There is such a thing as working too hard—Take this weekend to be gentle with yourself and rethink your Fun/Play/Rest factor.
The most valuable thing we can do for the psyche, occasionally, is to let it rest, wander,May Sarton
live in the changing light of a room, not try to be or do anything.
Overachieving Does Not Equal Value
I used to equate a busy schedule and a well-inked daily agenda with my worth. To me, over-achieving = value.
I was seduced by the idea that I could somehow validate my existence by outworking everyone else. I could burn through energy reserves and sustain myself with caffeine and cultural lies. At the end of the day, I could point to all the things crossed off lists and feel a sense of accomplishment.
That comfort was short-lived, though, and I’d wake the next morning to find a fresh batch of raw anxiety gurgling like lava in my stomach.
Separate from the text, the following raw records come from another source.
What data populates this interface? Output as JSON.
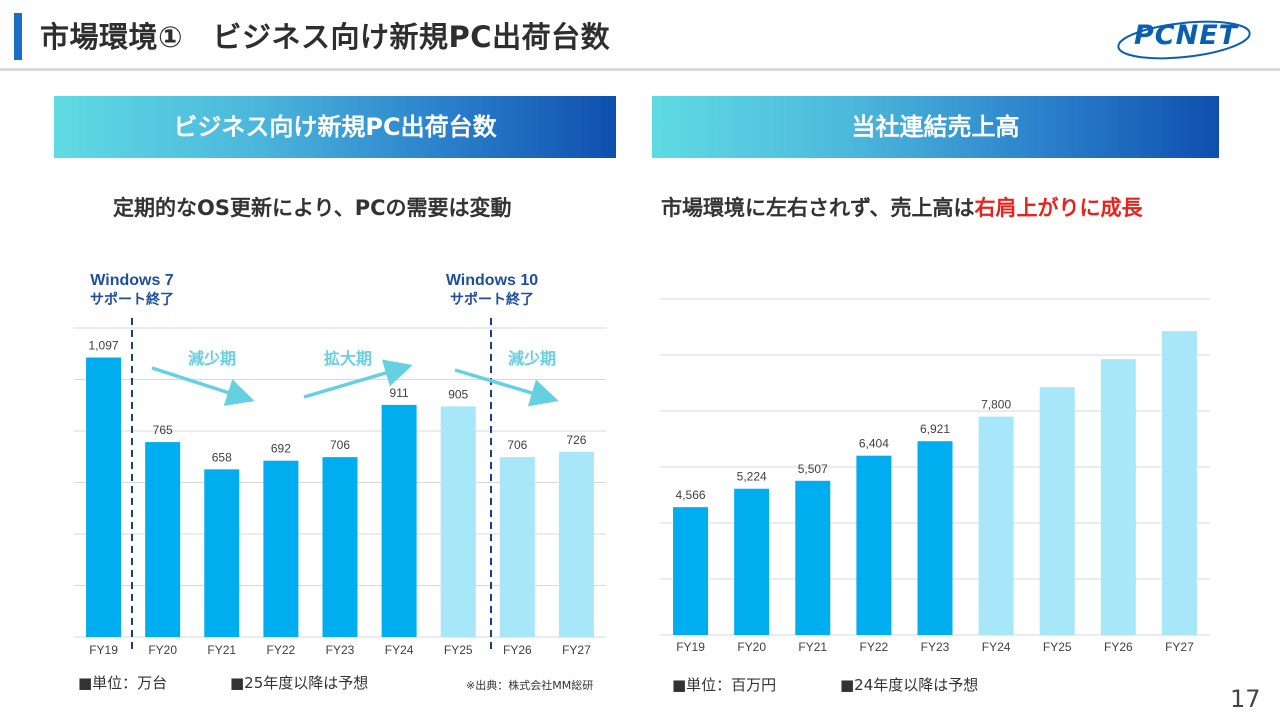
{
  "header": {
    "title": "市場環境①　ビジネス向け新規PC出荷台数",
    "logo_text": "PCNET"
  },
  "left": {
    "banner": "ビジネス向け新規PC出荷台数",
    "subtitle": "定期的なOS更新により、PCの需要は変動",
    "annotations": {
      "win7_title": "Windows 7",
      "win7_sub": "サポート終了",
      "win10_title": "Windows 10",
      "win10_sub": "サポート終了",
      "phases": [
        "減少期",
        "拡大期",
        "減少期"
      ]
    },
    "notes": {
      "unit": "■単位：万台",
      "forecast": "■25年度以降は予想",
      "source": "※出典：株式会社MM総研"
    }
  },
  "right": {
    "banner": "当社連結売上高",
    "subtitle_prefix": "市場環境に左右されず、売上高は",
    "subtitle_highlight": "右肩上がりに成長",
    "notes": {
      "unit": "■単位：百万円",
      "forecast": "■24年度以降は予想"
    }
  },
  "page_number": "17",
  "colors": {
    "actual": "#00aeef",
    "forecast": "#a8e6fa",
    "arrow": "#66d0e3",
    "dashed_line": "#1f3c88",
    "windows_label": "#1f4e9c",
    "highlight": "#e8231d",
    "grid": "#d9d9d9"
  },
  "chart_data": [
    {
      "type": "bar",
      "title": "ビジネス向け新規PC出荷台数",
      "categories": [
        "FY19",
        "FY20",
        "FY21",
        "FY22",
        "FY23",
        "FY24",
        "FY25",
        "FY26",
        "FY27"
      ],
      "values": [
        1097,
        765,
        658,
        692,
        706,
        911,
        905,
        706,
        726
      ],
      "data_labels": [
        "1,097",
        "765",
        "658",
        "692",
        "706",
        "911",
        "905",
        "706",
        "726"
      ],
      "forecast": [
        false,
        false,
        false,
        false,
        false,
        false,
        true,
        true,
        true
      ],
      "ylim": [
        0,
        1150
      ],
      "grid": true,
      "xlabel": "",
      "ylabel": ""
    },
    {
      "type": "bar",
      "title": "当社連結売上高",
      "categories": [
        "FY19",
        "FY20",
        "FY21",
        "FY22",
        "FY23",
        "FY24",
        "FY25",
        "FY26",
        "FY27"
      ],
      "values": [
        4566,
        5224,
        5507,
        6404,
        6921,
        7800,
        8850,
        9850,
        10850
      ],
      "data_labels": [
        "4,566",
        "5,224",
        "5,507",
        "6,404",
        "6,921",
        "7,800",
        "",
        "",
        ""
      ],
      "forecast": [
        false,
        false,
        false,
        false,
        false,
        true,
        true,
        true,
        true
      ],
      "ylim": [
        0,
        12000
      ],
      "grid": true,
      "xlabel": "",
      "ylabel": ""
    }
  ]
}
The ghost of “I’m not enough” shadowed me, continually reminding me where I was falling short. The only solution seemed to be to swat it away with more doing. More striving. More tired days. Distraction fueled by unhealthy habits and rituals.
Be Gentle With Yourself
If you recognize a part or all of yourself in this thrash of Hustle & Slay, and you are aching for change, I have an invitation: be gentle with yourself. Know that your brain will resist this advice, scoff. Even bully you. Ignore it.
Take a look at your planner/calendar, beginning with what you have scheduled for this weekend. What is on the page? Is it a bunch of chores, social obligations that fill you with some or a lot of dread, or a series of work-related tasks? Are there things listed that you believe you should be doing but have zero interest in?
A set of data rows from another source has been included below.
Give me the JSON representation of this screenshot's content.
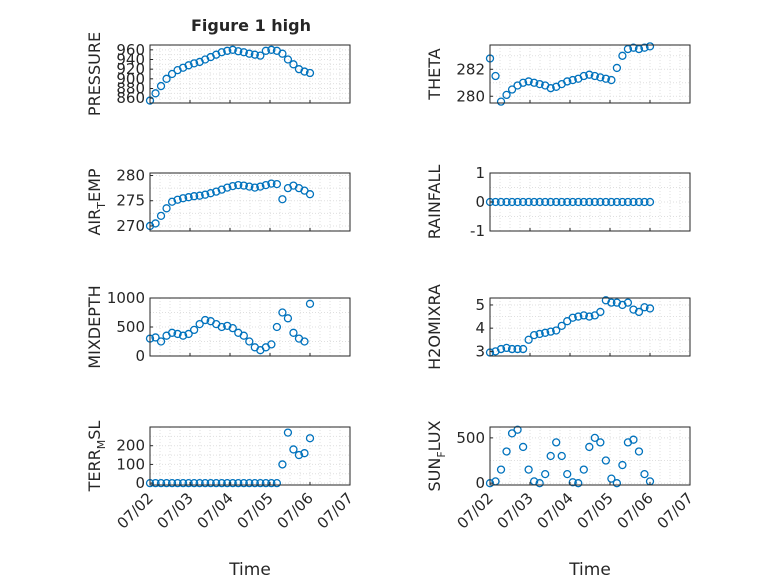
{
  "title": "Figure 1 high",
  "xlabel": "Time",
  "x_ticks": [
    "07/02",
    "07/03",
    "07/04",
    "07/05",
    "07/06",
    "07/07"
  ],
  "colors": {
    "marker": "#0072BD",
    "axis": "#262626",
    "grid": "#DFDFDF"
  },
  "chart_data": [
    {
      "type": "scatter",
      "ylabel": "PRESSURE",
      "xlim": [
        "07/02",
        "07/07"
      ],
      "ylim": [
        850,
        970
      ],
      "yticks": [
        860,
        880,
        900,
        920,
        940,
        960
      ],
      "grid": true,
      "x_end": "07/06",
      "series": [
        {
          "values": [
            855,
            870,
            885,
            900,
            910,
            918,
            923,
            928,
            932,
            935,
            940,
            945,
            950,
            955,
            958,
            960,
            957,
            955,
            952,
            950,
            948,
            958,
            960,
            958,
            952,
            940,
            930,
            920,
            915,
            912
          ]
        }
      ]
    },
    {
      "type": "scatter",
      "ylabel": "THETA",
      "xlim": [
        "07/02",
        "07/07"
      ],
      "ylim": [
        279.5,
        283.8
      ],
      "yticks": [
        280,
        282
      ],
      "grid": true,
      "x_end": "07/06",
      "series": [
        {
          "values": [
            282.8,
            281.5,
            279.6,
            280.1,
            280.5,
            280.8,
            281.0,
            281.1,
            281.0,
            280.9,
            280.8,
            280.6,
            280.7,
            280.9,
            281.1,
            281.2,
            281.3,
            281.5,
            281.6,
            281.5,
            281.4,
            281.3,
            281.2,
            282.1,
            283.0,
            283.5,
            283.6,
            283.5,
            283.6,
            283.7
          ]
        }
      ]
    },
    {
      "type": "scatter",
      "ylabel": "AIR_TEMP",
      "xlim": [
        "07/02",
        "07/07"
      ],
      "ylim": [
        269,
        280.5
      ],
      "yticks": [
        270,
        275,
        280
      ],
      "grid": true,
      "x_end": "07/06",
      "series": [
        {
          "values": [
            270.0,
            270.5,
            272.0,
            273.5,
            274.8,
            275.2,
            275.5,
            275.7,
            275.9,
            276.0,
            276.2,
            276.5,
            276.8,
            277.2,
            277.6,
            277.9,
            278.1,
            278.0,
            277.8,
            277.6,
            277.8,
            278.1,
            278.4,
            278.3,
            275.3,
            277.5,
            278.0,
            277.5,
            277.0,
            276.3
          ]
        }
      ]
    },
    {
      "type": "scatter",
      "ylabel": "RAINFALL",
      "xlim": [
        "07/02",
        "07/07"
      ],
      "ylim": [
        -1,
        1
      ],
      "yticks": [
        -1,
        0,
        1
      ],
      "grid": true,
      "x_end": "07/06",
      "series": [
        {
          "values": [
            0,
            0,
            0,
            0,
            0,
            0,
            0,
            0,
            0,
            0,
            0,
            0,
            0,
            0,
            0,
            0,
            0,
            0,
            0,
            0,
            0,
            0,
            0,
            0,
            0,
            0,
            0,
            0,
            0,
            0
          ]
        }
      ]
    },
    {
      "type": "scatter",
      "ylabel": "MIXDEPTH",
      "xlim": [
        "07/02",
        "07/07"
      ],
      "ylim": [
        0,
        1000
      ],
      "yticks": [
        0,
        500,
        1000
      ],
      "grid": true,
      "x_end": "07/06",
      "series": [
        {
          "values": [
            300,
            320,
            250,
            350,
            400,
            380,
            350,
            380,
            450,
            550,
            620,
            600,
            550,
            500,
            520,
            480,
            400,
            350,
            250,
            150,
            100,
            150,
            200,
            500,
            750,
            650,
            400,
            300,
            250,
            900
          ]
        }
      ]
    },
    {
      "type": "scatter",
      "ylabel": "H2OMIXRA",
      "xlim": [
        "07/02",
        "07/07"
      ],
      "ylim": [
        2.8,
        5.3
      ],
      "yticks": [
        3,
        4,
        5
      ],
      "grid": true,
      "x_end": "07/06",
      "series": [
        {
          "values": [
            2.95,
            3.0,
            3.1,
            3.15,
            3.1,
            3.1,
            3.1,
            3.5,
            3.7,
            3.75,
            3.8,
            3.85,
            3.9,
            4.1,
            4.3,
            4.45,
            4.5,
            4.55,
            4.5,
            4.55,
            4.7,
            5.2,
            5.1,
            5.1,
            5.0,
            5.1,
            4.8,
            4.7,
            4.9,
            4.85
          ]
        }
      ]
    },
    {
      "type": "scatter",
      "ylabel": "TERR_MSL",
      "xlim": [
        "07/02",
        "07/07"
      ],
      "ylim": [
        -10,
        300
      ],
      "yticks": [
        0,
        100,
        200
      ],
      "grid": true,
      "x_end": "07/06",
      "series": [
        {
          "values": [
            0,
            0,
            0,
            0,
            0,
            0,
            0,
            0,
            0,
            0,
            0,
            0,
            0,
            0,
            0,
            0,
            0,
            0,
            0,
            0,
            0,
            0,
            0,
            0,
            100,
            270,
            180,
            150,
            160,
            240
          ]
        }
      ]
    },
    {
      "type": "scatter",
      "ylabel": "SUN_FLUX",
      "xlim": [
        "07/02",
        "07/07"
      ],
      "ylim": [
        -20,
        620
      ],
      "yticks": [
        0,
        500
      ],
      "grid": true,
      "x_end": "07/06",
      "series": [
        {
          "values": [
            0,
            20,
            150,
            350,
            550,
            590,
            400,
            150,
            20,
            0,
            100,
            300,
            450,
            300,
            100,
            10,
            0,
            150,
            400,
            500,
            450,
            250,
            50,
            0,
            200,
            450,
            480,
            350,
            100,
            20
          ]
        }
      ]
    }
  ]
}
If you were to quantify the Fun/Play/Rest Factor for the weekend, what kind of score would you give your plans?
If your weekend feels like an extension of your week, with simply different ways to work and embrace obligation, consider doing an experiment. Ask yourself: How can I not try to do or be anything this weekend? And instead, how can I simply rest, let my mind wander?
Where can you open the window on the stale room of busyness and let in a breeze of gentle joy?
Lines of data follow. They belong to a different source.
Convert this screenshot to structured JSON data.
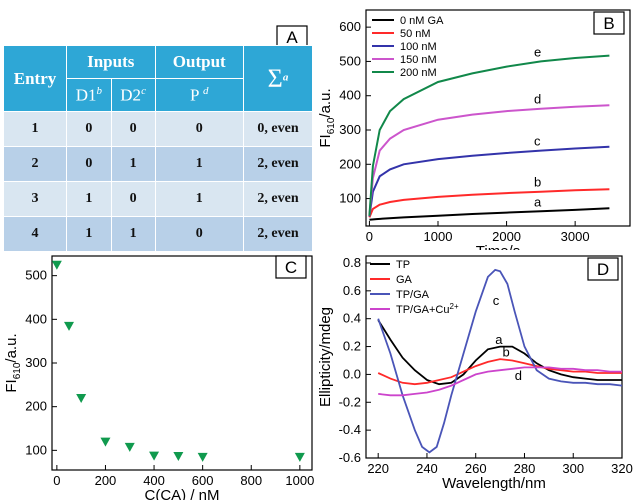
{
  "panel_a": {
    "label": "A",
    "header": {
      "entry": "Entry",
      "inputs": "Inputs",
      "output": "Output",
      "sigma": "Σ",
      "sigma_sup": "a",
      "d1": "D1",
      "d1_sup": "b",
      "d2": "D2",
      "d2_sup": "c",
      "p": "P",
      "p_sup": "d"
    },
    "rows": [
      {
        "entry": "1",
        "d1": "0",
        "d2": "0",
        "p": "0",
        "sum": "0, even"
      },
      {
        "entry": "2",
        "d1": "0",
        "d2": "1",
        "p": "1",
        "sum": "2, even"
      },
      {
        "entry": "3",
        "d1": "1",
        "d2": "0",
        "p": "1",
        "sum": "2, even"
      },
      {
        "entry": "4",
        "d1": "1",
        "d2": "1",
        "p": "0",
        "sum": "2, even"
      }
    ]
  },
  "chart_data": [
    {
      "panel": "B",
      "type": "line",
      "xlabel": "Time/s",
      "ylabel": "FI610/a.u.",
      "xlim": [
        -50,
        3800
      ],
      "ylim": [
        20,
        650
      ],
      "xticks": [
        0,
        1000,
        2000,
        3000
      ],
      "yticks": [
        100,
        200,
        300,
        400,
        500,
        600
      ],
      "legend_position": "top-left",
      "series": [
        {
          "name": "0 nM GA",
          "label": "a",
          "color": "#000000",
          "x": [
            0,
            100,
            500,
            1000,
            1500,
            2000,
            2500,
            3000,
            3500
          ],
          "y": [
            38,
            40,
            45,
            50,
            55,
            59,
            63,
            67,
            72
          ]
        },
        {
          "name": "50 nM",
          "label": "b",
          "color": "#ff2a2a",
          "x": [
            0,
            50,
            150,
            300,
            500,
            1000,
            1500,
            2000,
            2500,
            3000,
            3500
          ],
          "y": [
            45,
            70,
            82,
            90,
            96,
            105,
            111,
            116,
            120,
            124,
            127
          ]
        },
        {
          "name": "100 nM",
          "label": "c",
          "color": "#3333aa",
          "x": [
            0,
            50,
            150,
            300,
            500,
            1000,
            1500,
            2000,
            2500,
            3000,
            3500
          ],
          "y": [
            48,
            120,
            165,
            185,
            200,
            215,
            225,
            233,
            240,
            246,
            251
          ]
        },
        {
          "name": "150 nM",
          "label": "d",
          "color": "#cc55cc",
          "x": [
            0,
            50,
            150,
            300,
            500,
            1000,
            1500,
            2000,
            2500,
            3000,
            3500
          ],
          "y": [
            50,
            160,
            240,
            275,
            300,
            330,
            345,
            355,
            362,
            368,
            372
          ]
        },
        {
          "name": "200 nM",
          "label": "e",
          "color": "#11884a",
          "x": [
            0,
            50,
            150,
            300,
            500,
            1000,
            1500,
            2000,
            2500,
            3000,
            3500
          ],
          "y": [
            50,
            195,
            300,
            355,
            390,
            440,
            465,
            485,
            500,
            510,
            517
          ]
        }
      ]
    },
    {
      "panel": "C",
      "type": "scatter",
      "xlabel": "C(CA) / nM",
      "ylabel": "FI610/a.u.",
      "xlim": [
        -20,
        1050
      ],
      "ylim": [
        55,
        545
      ],
      "xticks": [
        0,
        200,
        400,
        600,
        800,
        1000
      ],
      "yticks": [
        100,
        200,
        300,
        400,
        500
      ],
      "marker": "down-triangle",
      "color": "#109a4e",
      "x": [
        0,
        50,
        100,
        200,
        300,
        400,
        500,
        600,
        1000
      ],
      "y": [
        525,
        385,
        220,
        120,
        108,
        88,
        87,
        85,
        85
      ]
    },
    {
      "panel": "D",
      "type": "line",
      "xlabel": "Wavelength/nm",
      "ylabel": "Ellipticity/mdeg",
      "xlim": [
        215,
        320
      ],
      "ylim": [
        -0.6,
        0.85
      ],
      "xticks": [
        220,
        240,
        260,
        280,
        300,
        320
      ],
      "yticks": [
        -0.6,
        -0.4,
        -0.2,
        0.0,
        0.2,
        0.4,
        0.6,
        0.8
      ],
      "legend_position": "top-left",
      "series": [
        {
          "name": "TP",
          "label": "a",
          "color": "#000000",
          "x": [
            220,
            225,
            230,
            235,
            240,
            245,
            250,
            255,
            260,
            265,
            270,
            275,
            280,
            285,
            290,
            295,
            300,
            305,
            310,
            315,
            320
          ],
          "y": [
            0.39,
            0.25,
            0.12,
            0.03,
            -0.04,
            -0.07,
            -0.06,
            0.0,
            0.1,
            0.18,
            0.2,
            0.2,
            0.15,
            0.08,
            0.03,
            0.0,
            -0.02,
            -0.03,
            -0.04,
            -0.04,
            -0.04
          ]
        },
        {
          "name": "GA",
          "label": "b",
          "color": "#ff2a2a",
          "x": [
            220,
            225,
            230,
            235,
            240,
            245,
            250,
            255,
            260,
            265,
            270,
            275,
            280,
            285,
            290,
            295,
            300,
            305,
            310,
            315,
            320
          ],
          "y": [
            0.01,
            -0.03,
            -0.06,
            -0.07,
            -0.06,
            -0.04,
            -0.02,
            0.02,
            0.06,
            0.09,
            0.11,
            0.1,
            0.08,
            0.06,
            0.04,
            0.03,
            0.02,
            0.02,
            0.01,
            0.01,
            0.01
          ]
        },
        {
          "name": "TP/GA",
          "label": "c",
          "color": "#4a55b8",
          "x": [
            220,
            225,
            230,
            235,
            238,
            241,
            244,
            247,
            250,
            255,
            260,
            265,
            268,
            270,
            273,
            276,
            280,
            285,
            290,
            295,
            300,
            305,
            310,
            315,
            320
          ],
          "y": [
            0.4,
            0.15,
            -0.15,
            -0.4,
            -0.52,
            -0.56,
            -0.52,
            -0.35,
            -0.15,
            0.15,
            0.45,
            0.7,
            0.75,
            0.74,
            0.65,
            0.45,
            0.2,
            0.03,
            -0.03,
            -0.05,
            -0.06,
            -0.06,
            -0.07,
            -0.07,
            -0.08
          ]
        },
        {
          "name": "TP/GA+Cu2+",
          "label": "d",
          "color": "#cc44cc",
          "x": [
            220,
            225,
            230,
            235,
            240,
            245,
            250,
            255,
            260,
            265,
            270,
            275,
            280,
            285,
            290,
            295,
            300,
            305,
            310,
            315,
            320
          ],
          "y": [
            -0.14,
            -0.15,
            -0.15,
            -0.14,
            -0.13,
            -0.11,
            -0.08,
            -0.04,
            0.0,
            0.02,
            0.03,
            0.04,
            0.05,
            0.05,
            0.05,
            0.04,
            0.04,
            0.03,
            0.03,
            0.02,
            0.02
          ]
        }
      ]
    }
  ]
}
Embrace Your Time for Rest
When I began gifting myself longer and longer stretches of nondoing/striving, something shifted. I discovered the world didn’t fall apart when I didn’t carry it 24/7. You will find the same is true for you, too.
In the spaciousness, we enjoy a spring of new color, ideas, and connection. We remember what we love, and the world is verdant with fresh possibilities. It tastes like freedom.